11.神殿
アルジ(クライシス)とクロ(怪人岩いーわ、中身ヤマダA子)が神殿を飛び立った後、神殿内はパニックになった。
大神官は、皆を落ち着かせる為に杖で床を2回強く叩いた。
大神官以外が皆、口を閉ざし動きを止めた。
「ルーク、先程の聖女召喚の儀の出来事は記録していますね?」
ルークと呼ばれた神官が、
「はい、勿論でございます。」
と答えた。
「今すぐ国王に記録と書簡を飛ばします。手伝いを頼みますよ。」
「はい。」
ルークは強張った顔で頷いた。
神殿は国から多大な寄付金を貰っている。
国のやり方に、国王の、正確にはクライシスのやり方にはいつも振り回されて辟易している。
確かに未来を視る力、魔力、神の愛し子…この国を何度も救ってきただろう。
しかし、そのせいで、神殿の地位は低い。
大神官は自室で国王に向けた書簡を書き、ルークに手渡した。
ルークが記録映像が入った玉と書簡を融合させる呪文を唱えた。
それは小さな渦になり、鳥の形になって飛んで行った。
「どうなるのか、この国は。あの方が言ったことは間違いだったのか?」
大神官はポツリと呟いた。
「だ、大神官様ー!!大変です!せ、せ、せ、聖女様が現れました!!」
若い神官の1人が慌ててノックをせずに扉を開けた。
それどころではない。
「なんだと!?」
若い神官を先頭に、3人は広間に向かった。
魔法陣の上には、仁王立ちした少女がいた。
伝承の本で見たイラストと似た服を着ている。
「どこだぁ?ここは。
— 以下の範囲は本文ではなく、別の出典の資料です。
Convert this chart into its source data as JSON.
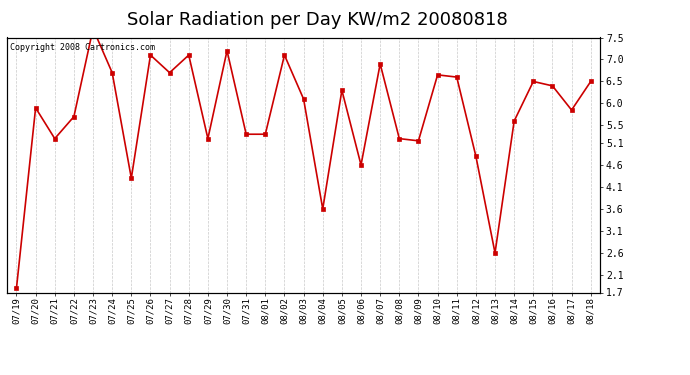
{
  "title": "Solar Radiation per Day KW/m2 20080818",
  "copyright_text": "Copyright 2008 Cartronics.com",
  "dates": [
    "07/19",
    "07/20",
    "07/21",
    "07/22",
    "07/23",
    "07/24",
    "07/25",
    "07/26",
    "07/27",
    "07/28",
    "07/29",
    "07/30",
    "07/31",
    "08/01",
    "08/02",
    "08/03",
    "08/04",
    "08/05",
    "08/06",
    "08/07",
    "08/08",
    "08/09",
    "08/10",
    "08/11",
    "08/12",
    "08/13",
    "08/14",
    "08/15",
    "08/16",
    "08/17",
    "08/18"
  ],
  "values": [
    1.8,
    5.9,
    5.2,
    5.7,
    7.7,
    6.7,
    4.3,
    7.1,
    6.7,
    7.1,
    5.2,
    7.2,
    5.3,
    5.3,
    7.1,
    6.1,
    3.6,
    6.3,
    4.6,
    6.9,
    5.2,
    5.15,
    6.65,
    6.6,
    4.8,
    2.6,
    5.6,
    6.5,
    6.4,
    5.85,
    6.5
  ],
  "line_color": "#cc0000",
  "marker_color": "#cc0000",
  "bg_color": "#ffffff",
  "grid_color": "#bbbbbb",
  "title_fontsize": 13,
  "ylim": [
    1.7,
    7.5
  ],
  "yticks": [
    1.7,
    2.1,
    2.6,
    3.1,
    3.6,
    4.1,
    4.6,
    5.1,
    5.5,
    6.0,
    6.5,
    7.0,
    7.5
  ]
}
オレの身体はどこにいる?」
少女が辺りを見回している。
小柄でしなやかな黒髪でひとつ結び。
大きな黒い瞳に小さな唇。
間違いない。
大神官は、召喚は成功したのだ。と思った。
だが…違和感がある。
邪悪なオーラを感じるのだ。
清らかではない、この女は…女?
「貴方様は、さくら様でございますよね?」
ジークが少女に話しかけた。
声をかけられた少女が目を丸くした後、吹き出した。
「オレはそのさくらって奴じゃねーよ。ここはどこだ?」
「そんな…。」
ジークは顔を青ざめた。
この世界の人間を滅ぼすにも身体がないとなぁ。
少女が物騒な事を考えた。
「どうでもいいけど腹が減った。何か飯を寄越せ。」
少女が横柄な態度で、ジークに言った。
「大神官様…。」
ジークが困った顔で大神官を見た。
「…少女に食事の用意を。」
大神官は溜め息をつき、若い神官に指示を出した。